The practice of only bringing bills to the floor that are supported by a majority of the majority is the known as Hastert Rule, after Speaker Dennis Hastert. Boehner has broken it several times this conference. In the past few days, critics have begun pressing him on the issue and whether he might use it again to push through the immigration reform bill currently being debated in the Senate.

Republican Rep. Dana Rohrbacher said Monday that Boehner ought to be “removed as Speaker” if he breaks the Hastert rule to bring the immigration bill to the floor, Politico reported. Last week, a number of conservative activists signed a letter from the Conservative Action Project urging House Republicans to codify the rule, saying that breaking it “empower[s] the liberal minority in the House.”

The bill, crafted by the bipartisan Gang of Eight — Sens. John McCain, Chuck Schumer, Marco Rubio, Dick Durbin, Lindsey Graham, Michael Bennet, Jeff Flake, and Bob Menendez — is a tough sell for House Republicans.

“I frankly think the Senate bill is weak on border security, I think the internal enforcement mechanisms are weak, and the triggers are almost laughable,” Boehner said Tuesday. “So if they’re serious about getting an immigration bill finished, they should reach out to their GOP colleagues to broaden support.”

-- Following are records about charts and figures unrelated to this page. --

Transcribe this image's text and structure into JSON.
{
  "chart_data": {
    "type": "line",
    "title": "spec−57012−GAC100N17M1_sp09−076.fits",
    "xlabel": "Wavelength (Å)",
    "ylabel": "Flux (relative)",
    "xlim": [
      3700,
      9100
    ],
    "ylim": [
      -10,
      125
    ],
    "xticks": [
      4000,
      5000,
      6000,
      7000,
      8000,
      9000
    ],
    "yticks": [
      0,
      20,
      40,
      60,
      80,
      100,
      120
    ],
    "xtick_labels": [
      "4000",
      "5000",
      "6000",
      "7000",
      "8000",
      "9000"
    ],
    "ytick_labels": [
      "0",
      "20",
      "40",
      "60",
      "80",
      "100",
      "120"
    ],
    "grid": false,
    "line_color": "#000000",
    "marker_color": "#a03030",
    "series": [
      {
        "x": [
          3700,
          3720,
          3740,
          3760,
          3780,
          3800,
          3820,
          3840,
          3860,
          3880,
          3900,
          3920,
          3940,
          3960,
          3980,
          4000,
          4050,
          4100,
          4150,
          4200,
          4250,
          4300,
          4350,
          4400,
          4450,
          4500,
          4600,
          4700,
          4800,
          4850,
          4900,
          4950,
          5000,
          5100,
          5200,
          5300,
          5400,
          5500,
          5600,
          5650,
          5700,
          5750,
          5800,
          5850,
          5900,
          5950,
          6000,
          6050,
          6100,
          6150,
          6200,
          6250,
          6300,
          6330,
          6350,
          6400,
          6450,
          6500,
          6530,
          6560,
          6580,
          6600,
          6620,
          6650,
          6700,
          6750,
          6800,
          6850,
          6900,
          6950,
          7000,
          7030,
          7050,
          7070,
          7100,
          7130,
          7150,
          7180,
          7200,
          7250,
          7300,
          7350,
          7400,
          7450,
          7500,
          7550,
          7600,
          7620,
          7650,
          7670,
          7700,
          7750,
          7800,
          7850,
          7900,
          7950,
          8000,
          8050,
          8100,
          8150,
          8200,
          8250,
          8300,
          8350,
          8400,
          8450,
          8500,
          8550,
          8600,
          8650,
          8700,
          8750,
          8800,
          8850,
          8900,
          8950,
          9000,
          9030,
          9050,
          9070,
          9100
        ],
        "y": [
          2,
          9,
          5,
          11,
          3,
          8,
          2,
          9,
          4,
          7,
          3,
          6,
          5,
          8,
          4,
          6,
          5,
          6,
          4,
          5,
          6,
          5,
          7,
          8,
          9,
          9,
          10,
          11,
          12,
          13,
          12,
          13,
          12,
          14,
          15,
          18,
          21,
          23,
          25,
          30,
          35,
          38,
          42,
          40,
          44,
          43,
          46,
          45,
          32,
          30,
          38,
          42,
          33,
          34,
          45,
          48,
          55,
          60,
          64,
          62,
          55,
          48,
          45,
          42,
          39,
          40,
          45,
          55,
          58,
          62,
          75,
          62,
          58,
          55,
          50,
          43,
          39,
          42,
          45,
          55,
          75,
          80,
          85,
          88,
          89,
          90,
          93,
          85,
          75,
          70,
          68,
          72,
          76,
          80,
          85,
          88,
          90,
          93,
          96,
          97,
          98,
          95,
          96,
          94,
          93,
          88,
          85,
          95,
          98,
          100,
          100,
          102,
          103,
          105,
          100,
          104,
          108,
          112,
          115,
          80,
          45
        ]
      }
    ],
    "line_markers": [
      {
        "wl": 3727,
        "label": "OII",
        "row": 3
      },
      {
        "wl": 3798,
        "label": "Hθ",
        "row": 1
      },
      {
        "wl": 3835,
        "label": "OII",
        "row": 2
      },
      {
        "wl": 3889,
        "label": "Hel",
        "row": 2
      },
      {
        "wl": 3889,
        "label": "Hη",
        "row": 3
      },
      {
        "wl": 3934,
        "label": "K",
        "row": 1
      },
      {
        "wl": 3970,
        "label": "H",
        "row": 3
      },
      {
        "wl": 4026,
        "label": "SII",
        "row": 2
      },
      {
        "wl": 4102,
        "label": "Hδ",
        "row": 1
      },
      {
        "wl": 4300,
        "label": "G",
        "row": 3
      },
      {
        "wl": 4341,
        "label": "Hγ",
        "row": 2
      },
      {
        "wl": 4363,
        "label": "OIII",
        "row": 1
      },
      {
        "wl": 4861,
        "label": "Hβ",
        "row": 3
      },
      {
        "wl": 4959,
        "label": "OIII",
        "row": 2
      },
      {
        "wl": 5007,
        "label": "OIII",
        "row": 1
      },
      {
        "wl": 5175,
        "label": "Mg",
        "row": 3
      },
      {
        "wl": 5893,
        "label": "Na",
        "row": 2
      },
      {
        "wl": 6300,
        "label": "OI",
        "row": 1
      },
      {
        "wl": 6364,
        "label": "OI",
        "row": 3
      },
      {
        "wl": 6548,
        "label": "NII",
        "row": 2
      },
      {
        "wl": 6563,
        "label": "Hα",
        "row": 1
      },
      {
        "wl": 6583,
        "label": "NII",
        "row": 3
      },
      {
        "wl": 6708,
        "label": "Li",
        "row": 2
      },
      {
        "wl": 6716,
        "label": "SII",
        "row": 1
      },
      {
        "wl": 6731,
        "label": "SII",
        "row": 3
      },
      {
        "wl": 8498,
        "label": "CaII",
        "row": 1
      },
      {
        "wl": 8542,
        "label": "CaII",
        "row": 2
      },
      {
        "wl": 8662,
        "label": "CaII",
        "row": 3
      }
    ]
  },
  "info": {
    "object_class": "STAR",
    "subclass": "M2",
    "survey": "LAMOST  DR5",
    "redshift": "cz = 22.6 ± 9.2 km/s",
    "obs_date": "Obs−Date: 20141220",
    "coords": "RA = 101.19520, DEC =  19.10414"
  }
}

“I’m increasingly concerned that the White House and Senate Democrats would rather have this as an issue in the 2014 election rather than a result,” he added.

Asked if that scuttled the chance that comprehensive immigration reform would pass this year, Democratic Whip Steny Hoyer said he remained optimistic that a bill would ultimately be brought to the floor.

“If the Senate passes a bipartisan bill, I think that the Republican leadership is going to be under great pressure to let the House work its will,” he told reporters at a briefing later on Tuesday.